THE Australian Competition and Consumer Commission is conducting an investigation into potential competition issues of Qube’s acquisition of the Newcastle Agri Terminal.

The $90-million deal, announced in early September, saw Qube acquire the bulk grain terminal from its existing shareholders CBH, Viterra Australia, Riverina and CTC Terminals.

The ACCC said Qube notified the it on 8 September and then completed the transaction on 30 September, despite requests to delay completion of the transaction after competition concerns were raised by market participants.

The ACCC said it was not provided with sufficient time or information to assess the competitive impact of the transaction.

According to the competition watchdog, the potential competition concerns that have been raised relate to the vertically integrated position that Qube will now hold in the supply chain for delivery of bulk grain to the Port of Newcastle, and the potential for Qube to engage in anti-competitive bundling of storage, handling and transport with terminal services.

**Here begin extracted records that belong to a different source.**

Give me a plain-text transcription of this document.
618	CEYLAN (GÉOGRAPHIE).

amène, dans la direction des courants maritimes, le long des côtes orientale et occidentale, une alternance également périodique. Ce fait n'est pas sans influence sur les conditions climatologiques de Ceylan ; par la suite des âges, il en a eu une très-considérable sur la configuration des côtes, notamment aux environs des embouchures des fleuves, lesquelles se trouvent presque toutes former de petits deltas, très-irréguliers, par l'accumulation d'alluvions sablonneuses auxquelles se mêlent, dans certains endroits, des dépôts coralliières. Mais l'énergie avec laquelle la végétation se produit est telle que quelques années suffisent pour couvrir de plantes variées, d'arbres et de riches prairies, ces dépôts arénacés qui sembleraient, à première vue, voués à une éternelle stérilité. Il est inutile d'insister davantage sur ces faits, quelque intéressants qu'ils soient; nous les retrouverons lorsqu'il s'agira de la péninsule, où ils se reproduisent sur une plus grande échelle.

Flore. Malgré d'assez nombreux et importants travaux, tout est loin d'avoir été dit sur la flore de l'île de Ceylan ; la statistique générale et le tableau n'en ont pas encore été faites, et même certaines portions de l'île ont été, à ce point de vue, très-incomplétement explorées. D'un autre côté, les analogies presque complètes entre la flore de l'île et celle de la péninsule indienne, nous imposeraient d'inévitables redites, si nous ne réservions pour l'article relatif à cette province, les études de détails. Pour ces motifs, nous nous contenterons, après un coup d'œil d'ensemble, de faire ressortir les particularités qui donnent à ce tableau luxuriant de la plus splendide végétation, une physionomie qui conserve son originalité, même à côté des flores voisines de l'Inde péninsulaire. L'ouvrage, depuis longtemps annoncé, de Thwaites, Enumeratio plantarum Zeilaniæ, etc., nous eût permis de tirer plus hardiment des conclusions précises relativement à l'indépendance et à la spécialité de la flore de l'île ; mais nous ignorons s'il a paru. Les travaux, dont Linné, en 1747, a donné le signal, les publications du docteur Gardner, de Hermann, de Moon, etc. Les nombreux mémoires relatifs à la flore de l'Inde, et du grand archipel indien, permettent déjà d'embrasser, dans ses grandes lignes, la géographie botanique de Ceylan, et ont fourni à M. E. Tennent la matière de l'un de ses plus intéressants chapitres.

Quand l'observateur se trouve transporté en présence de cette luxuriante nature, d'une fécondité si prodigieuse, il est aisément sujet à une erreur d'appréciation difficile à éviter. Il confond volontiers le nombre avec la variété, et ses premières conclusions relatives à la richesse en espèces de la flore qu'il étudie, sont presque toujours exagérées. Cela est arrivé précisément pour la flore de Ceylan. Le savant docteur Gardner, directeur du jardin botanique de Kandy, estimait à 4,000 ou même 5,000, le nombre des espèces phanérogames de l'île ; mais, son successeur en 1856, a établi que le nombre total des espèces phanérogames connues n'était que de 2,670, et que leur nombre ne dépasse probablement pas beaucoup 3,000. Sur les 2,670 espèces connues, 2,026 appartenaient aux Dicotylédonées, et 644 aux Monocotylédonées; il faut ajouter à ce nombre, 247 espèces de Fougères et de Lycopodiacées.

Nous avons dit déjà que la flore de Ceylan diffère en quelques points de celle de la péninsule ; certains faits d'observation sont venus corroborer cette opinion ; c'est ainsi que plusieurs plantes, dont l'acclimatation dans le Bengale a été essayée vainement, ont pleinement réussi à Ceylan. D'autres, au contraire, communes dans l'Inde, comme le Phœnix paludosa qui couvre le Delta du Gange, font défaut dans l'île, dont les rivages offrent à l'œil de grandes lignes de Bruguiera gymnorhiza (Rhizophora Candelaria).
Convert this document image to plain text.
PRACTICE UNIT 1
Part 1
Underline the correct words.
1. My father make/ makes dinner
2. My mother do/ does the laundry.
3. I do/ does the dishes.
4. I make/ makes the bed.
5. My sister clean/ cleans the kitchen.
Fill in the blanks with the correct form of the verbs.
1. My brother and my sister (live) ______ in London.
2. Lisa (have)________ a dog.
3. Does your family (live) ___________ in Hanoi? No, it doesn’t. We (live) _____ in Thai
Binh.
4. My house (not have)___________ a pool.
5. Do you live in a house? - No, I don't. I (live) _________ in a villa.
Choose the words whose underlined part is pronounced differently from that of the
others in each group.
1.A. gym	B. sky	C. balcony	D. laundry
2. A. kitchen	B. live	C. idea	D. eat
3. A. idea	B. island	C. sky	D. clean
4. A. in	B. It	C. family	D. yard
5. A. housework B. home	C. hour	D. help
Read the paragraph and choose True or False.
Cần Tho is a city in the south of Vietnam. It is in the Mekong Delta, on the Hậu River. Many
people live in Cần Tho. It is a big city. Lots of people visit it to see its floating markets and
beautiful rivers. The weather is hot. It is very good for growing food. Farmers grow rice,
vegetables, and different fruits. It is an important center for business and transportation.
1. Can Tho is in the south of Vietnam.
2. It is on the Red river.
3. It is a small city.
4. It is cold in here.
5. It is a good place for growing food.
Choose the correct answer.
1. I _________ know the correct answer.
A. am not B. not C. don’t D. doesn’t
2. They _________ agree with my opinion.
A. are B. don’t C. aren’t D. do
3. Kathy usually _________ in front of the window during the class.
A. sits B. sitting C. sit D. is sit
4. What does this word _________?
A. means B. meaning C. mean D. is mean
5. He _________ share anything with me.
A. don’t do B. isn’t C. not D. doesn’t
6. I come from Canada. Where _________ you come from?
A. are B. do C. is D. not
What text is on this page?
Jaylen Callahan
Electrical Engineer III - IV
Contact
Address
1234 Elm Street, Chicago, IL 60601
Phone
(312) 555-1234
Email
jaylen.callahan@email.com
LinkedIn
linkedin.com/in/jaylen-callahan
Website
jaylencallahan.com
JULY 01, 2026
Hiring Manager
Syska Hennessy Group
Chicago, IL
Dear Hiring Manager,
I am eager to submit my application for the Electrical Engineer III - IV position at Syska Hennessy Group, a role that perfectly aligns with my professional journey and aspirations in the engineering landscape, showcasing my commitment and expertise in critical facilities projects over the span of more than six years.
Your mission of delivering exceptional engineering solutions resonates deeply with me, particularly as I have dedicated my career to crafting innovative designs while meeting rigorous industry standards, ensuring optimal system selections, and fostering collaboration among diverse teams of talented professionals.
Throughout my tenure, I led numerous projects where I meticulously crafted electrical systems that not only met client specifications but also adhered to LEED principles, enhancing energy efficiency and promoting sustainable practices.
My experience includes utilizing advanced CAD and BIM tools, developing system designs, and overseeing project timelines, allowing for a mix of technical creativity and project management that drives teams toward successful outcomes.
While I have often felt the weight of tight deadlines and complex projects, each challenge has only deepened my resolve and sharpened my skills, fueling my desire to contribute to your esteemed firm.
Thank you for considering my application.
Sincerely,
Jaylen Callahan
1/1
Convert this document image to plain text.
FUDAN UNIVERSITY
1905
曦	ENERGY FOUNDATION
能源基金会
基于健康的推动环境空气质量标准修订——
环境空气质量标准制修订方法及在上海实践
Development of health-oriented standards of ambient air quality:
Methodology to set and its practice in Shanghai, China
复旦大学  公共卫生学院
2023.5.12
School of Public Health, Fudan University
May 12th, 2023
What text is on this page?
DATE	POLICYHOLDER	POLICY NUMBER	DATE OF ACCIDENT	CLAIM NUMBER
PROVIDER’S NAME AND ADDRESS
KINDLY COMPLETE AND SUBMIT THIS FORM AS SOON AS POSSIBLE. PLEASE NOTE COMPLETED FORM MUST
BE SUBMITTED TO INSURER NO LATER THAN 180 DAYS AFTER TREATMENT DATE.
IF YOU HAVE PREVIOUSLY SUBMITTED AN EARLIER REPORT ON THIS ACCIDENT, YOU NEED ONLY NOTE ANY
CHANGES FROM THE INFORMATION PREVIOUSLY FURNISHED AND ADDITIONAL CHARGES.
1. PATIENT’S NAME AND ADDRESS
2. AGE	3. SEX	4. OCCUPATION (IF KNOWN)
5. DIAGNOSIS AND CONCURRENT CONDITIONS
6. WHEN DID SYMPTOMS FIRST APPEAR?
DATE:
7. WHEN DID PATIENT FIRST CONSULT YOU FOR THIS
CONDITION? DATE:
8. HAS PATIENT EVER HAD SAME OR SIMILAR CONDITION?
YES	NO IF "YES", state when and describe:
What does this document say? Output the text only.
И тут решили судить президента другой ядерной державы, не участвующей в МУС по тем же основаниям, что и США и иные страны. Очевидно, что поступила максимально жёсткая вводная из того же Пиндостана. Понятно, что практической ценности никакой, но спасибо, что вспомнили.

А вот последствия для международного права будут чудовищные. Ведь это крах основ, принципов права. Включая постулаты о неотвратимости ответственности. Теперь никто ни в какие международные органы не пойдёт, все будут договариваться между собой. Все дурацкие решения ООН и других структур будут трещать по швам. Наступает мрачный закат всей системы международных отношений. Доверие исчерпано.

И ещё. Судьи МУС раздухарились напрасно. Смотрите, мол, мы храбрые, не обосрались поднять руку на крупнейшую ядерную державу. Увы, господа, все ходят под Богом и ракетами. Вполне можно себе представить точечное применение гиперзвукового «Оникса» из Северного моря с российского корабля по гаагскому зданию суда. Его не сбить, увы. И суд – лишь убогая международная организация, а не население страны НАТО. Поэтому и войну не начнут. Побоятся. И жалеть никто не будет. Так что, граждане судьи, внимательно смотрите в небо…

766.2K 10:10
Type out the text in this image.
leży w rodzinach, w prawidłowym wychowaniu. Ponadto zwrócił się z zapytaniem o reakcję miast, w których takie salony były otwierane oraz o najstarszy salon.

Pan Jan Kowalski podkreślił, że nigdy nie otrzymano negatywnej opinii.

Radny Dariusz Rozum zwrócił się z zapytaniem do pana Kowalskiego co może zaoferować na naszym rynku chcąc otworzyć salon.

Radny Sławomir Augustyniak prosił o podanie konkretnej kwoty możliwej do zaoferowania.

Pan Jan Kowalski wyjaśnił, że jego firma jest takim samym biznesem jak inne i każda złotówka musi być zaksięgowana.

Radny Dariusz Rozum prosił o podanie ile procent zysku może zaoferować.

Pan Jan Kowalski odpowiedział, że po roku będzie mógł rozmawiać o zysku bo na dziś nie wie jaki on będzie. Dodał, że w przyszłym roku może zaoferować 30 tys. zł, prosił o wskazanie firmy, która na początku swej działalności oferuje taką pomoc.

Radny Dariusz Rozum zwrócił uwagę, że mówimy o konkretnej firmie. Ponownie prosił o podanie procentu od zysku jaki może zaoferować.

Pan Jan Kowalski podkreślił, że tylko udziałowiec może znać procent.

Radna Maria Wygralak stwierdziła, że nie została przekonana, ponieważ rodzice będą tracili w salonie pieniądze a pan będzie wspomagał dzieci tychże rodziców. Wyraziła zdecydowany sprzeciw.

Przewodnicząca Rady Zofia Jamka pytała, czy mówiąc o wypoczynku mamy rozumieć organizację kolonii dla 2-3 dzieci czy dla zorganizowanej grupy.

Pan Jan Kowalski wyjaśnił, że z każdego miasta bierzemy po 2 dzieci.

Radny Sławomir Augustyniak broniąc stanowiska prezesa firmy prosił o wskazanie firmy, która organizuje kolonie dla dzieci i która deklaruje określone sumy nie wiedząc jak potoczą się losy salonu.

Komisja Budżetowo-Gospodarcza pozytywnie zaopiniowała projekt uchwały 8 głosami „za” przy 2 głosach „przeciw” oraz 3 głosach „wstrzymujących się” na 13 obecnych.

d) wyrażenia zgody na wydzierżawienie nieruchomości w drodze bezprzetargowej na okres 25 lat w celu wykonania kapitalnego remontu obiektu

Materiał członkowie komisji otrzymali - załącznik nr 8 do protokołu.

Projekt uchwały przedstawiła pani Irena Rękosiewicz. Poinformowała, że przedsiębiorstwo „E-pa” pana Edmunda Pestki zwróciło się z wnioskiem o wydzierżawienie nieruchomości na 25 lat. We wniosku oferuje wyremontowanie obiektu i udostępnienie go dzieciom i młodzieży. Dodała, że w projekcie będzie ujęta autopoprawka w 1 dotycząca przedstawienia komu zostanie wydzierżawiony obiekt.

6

A spokesperson for Qube said the company believes the transaction does not raise material competition issues, but the company would “continue to provide every assistance to the commission to allow it to complete its inquiries”.

“We are disappointed that the ACCC has chosen to continue with this inquiry,” the spokesperson said.

“Qube has worked closely and constructively with the ACCC’s grain monitoring unit over a number of years. However, the commercial arrangements between the parties did not allow for any further delay in completion of the transaction.”

ACCC chair Rod Sims said the investigation would focus on the impact of the acquisition on the supply chain for bulk grain export through the Port of Newcastle, and the ability and incentive for Qube to discriminate against rivals.

“It is worrying when a major vertically integrated player pays $90 million for key infrastructure used for the export of agricultural products without first obtaining the ACCC’s view on whether the proposed acquisition is likely to have the effect of substantially lessening competition,” Mr Sims said.

“By choosing to proceed before the ACCC had a chance to conduct its review, Qube and the former owners of the Newcastle Agri Terminal are exposed to potential legal action by the ACCC.”

The ACCC has invited submissions from market participants who may have concerns about the acquisition or wish to share information about the market.

Qube Logistics owns and operates up-country grain storage sites at Narromine and Coonamble, and supplies rail haulage in NSW. It also owns and operates the Quattro bulk grain terminal in Port Kembla, NSW.

Newcastle Agri Terminal is one of two bulk grain terminals located at the Port of Newcastle servicing export grain from farms and storage in northern NSW.

The Qube spokesperson said the acquisition of the Newcastle Agri Terminal would provides the company with geographical diversity and enhanced service capability to service traders and grain exporters in the market.

“The deal also provides an opportunity for Qube to invest in the terminal to deliver a larger and more efficient facility – providing customers in the Northern draw zone with a strong and independent competitive alternative to Graincorp’s terminal,” the spokesperson said.

The existing management team is continuing to operate the terminal.”

Potential remedies in any legal action for a breach of section 50 of the Competition and Consumer Act include an order for the shares or assets acquired to be divested or for the transaction to be declared void and unwound. The ACCC can also seek penalties in respect of a breach of section 50.

Section 50 prohibits acquisitions that would have the effect, or be likely to have the effect, of substantially lessening competition in any market.